New Delhi: A fact-finding team working on public health Monday called for an independent inquiry commission to probe into the Bilaspur sterilisation camp disaster and ascertain facts regarding the deaths of women.
Along with the inquiry, the team also urged the state government to immediately make public the post-mortem examination reports and the laboratory reports on drug analysis.
The recommendations are among the many which have been made by the team from Population Foundation of India, Family Planning Association of India, Parivar Seva Sansthan and Common Health in the report titled, "Robbed of Choice and Dignity: Indian Women Dead after Mass Sterilisation". The report was released here.
Speaking at the report launch, Poonam Muttreja, executive director, Population Foundation of India, said the family planning programme in India has yet to conform to the principles agreed to at the International Conference on Population and Development, especially in terms of doing away with targets and incentives.
"What happened in Bilaspur is happening across the country. Women are not only dying in camps, but also after they come out of the camps. Between 2009 and 2012, 707 women died...The government knows that they died and knows about the unhygienic conditions at such camps," Muttreja said.
While listing the recommendations made for Chhattisgarh and the country by the team that interviewed doctors and support staff involved in the camp as well as the women who had been sterilised, and family members of those women who died, she said compensation packages can only be given to the women going through family planning.
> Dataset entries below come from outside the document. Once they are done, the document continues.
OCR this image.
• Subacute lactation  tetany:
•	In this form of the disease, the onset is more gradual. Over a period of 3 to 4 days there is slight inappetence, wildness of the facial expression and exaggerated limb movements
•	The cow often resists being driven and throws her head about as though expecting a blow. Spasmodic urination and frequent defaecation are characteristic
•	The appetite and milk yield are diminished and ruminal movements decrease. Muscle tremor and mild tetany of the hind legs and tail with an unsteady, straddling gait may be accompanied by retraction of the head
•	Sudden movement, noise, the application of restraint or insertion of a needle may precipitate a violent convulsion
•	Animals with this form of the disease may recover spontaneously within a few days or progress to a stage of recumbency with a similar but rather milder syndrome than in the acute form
"Right now, the women who motivate, the doctor and all the other health workers get incentives...So it is a collective financial monetary interest to do many more than prescribed (sterilisations) and endangering a woman's life," she said.
"We request the health minister (J.P. Nadda) to ensure that not only incentives are removed, but also the asymmetry of information. Thereby, compromised informed choice can be taken care of," she said.
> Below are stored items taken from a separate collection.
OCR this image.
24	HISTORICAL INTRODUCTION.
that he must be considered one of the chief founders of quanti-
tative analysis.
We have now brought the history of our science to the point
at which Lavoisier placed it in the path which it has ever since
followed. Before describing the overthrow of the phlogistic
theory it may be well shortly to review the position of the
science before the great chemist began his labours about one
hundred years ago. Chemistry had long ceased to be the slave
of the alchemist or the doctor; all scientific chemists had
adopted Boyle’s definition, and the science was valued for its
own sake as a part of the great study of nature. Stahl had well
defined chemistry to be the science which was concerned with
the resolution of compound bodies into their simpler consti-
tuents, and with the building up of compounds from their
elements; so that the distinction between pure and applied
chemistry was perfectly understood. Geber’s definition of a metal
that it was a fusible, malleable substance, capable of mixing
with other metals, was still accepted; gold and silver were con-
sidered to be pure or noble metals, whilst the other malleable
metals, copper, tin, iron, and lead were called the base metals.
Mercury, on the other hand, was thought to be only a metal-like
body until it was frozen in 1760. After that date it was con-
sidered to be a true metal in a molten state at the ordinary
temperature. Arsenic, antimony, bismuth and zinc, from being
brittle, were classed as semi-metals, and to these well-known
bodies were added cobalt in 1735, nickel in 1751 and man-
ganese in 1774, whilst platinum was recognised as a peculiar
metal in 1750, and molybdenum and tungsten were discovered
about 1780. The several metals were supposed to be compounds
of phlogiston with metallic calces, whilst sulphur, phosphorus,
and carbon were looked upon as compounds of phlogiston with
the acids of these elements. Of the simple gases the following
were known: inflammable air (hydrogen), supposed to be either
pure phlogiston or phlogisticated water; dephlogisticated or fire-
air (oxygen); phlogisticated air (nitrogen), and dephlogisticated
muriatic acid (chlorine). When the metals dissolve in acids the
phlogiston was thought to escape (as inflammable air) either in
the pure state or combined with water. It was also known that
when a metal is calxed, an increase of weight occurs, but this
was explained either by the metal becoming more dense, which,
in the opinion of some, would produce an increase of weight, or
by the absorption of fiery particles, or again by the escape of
Muttreja added that no such camps should he held.
The team recommended that spacing methods like oral pills and condoms should be promoted and new methods be added; all officials must be oriented on sterilisation procedures and quality assurance; the drug procurement be strengthened; and vacant posts of doctors be filled and more doctors be trained in the state.
The team found that some of the critical patients admitted at the Apollo Hospital showed raised levels of procalcitonin, suggesting septicaemia.
"Post-mortems of the first seven deaths at the Chhattisgarh Institute of Medical Sciences and a hospital had evidence of peritonitis and septi foci in lungs and kidneys, suggesting septicaemia. These indicate deaths by infection during or after the operation, and not just from spurious medicines as is being made out to be the case," it said in a statement.
It said, according to forensic medicine and toxicology experts, the amount of zinc phosphide required to be lethal for women is 4.5 gm, which is much higher than what could possibly have been consumed by the women in 500 mg of Ciprofloxacin.
"This also strengthens the argument that it was not the medicines alone that caused these deaths," it said.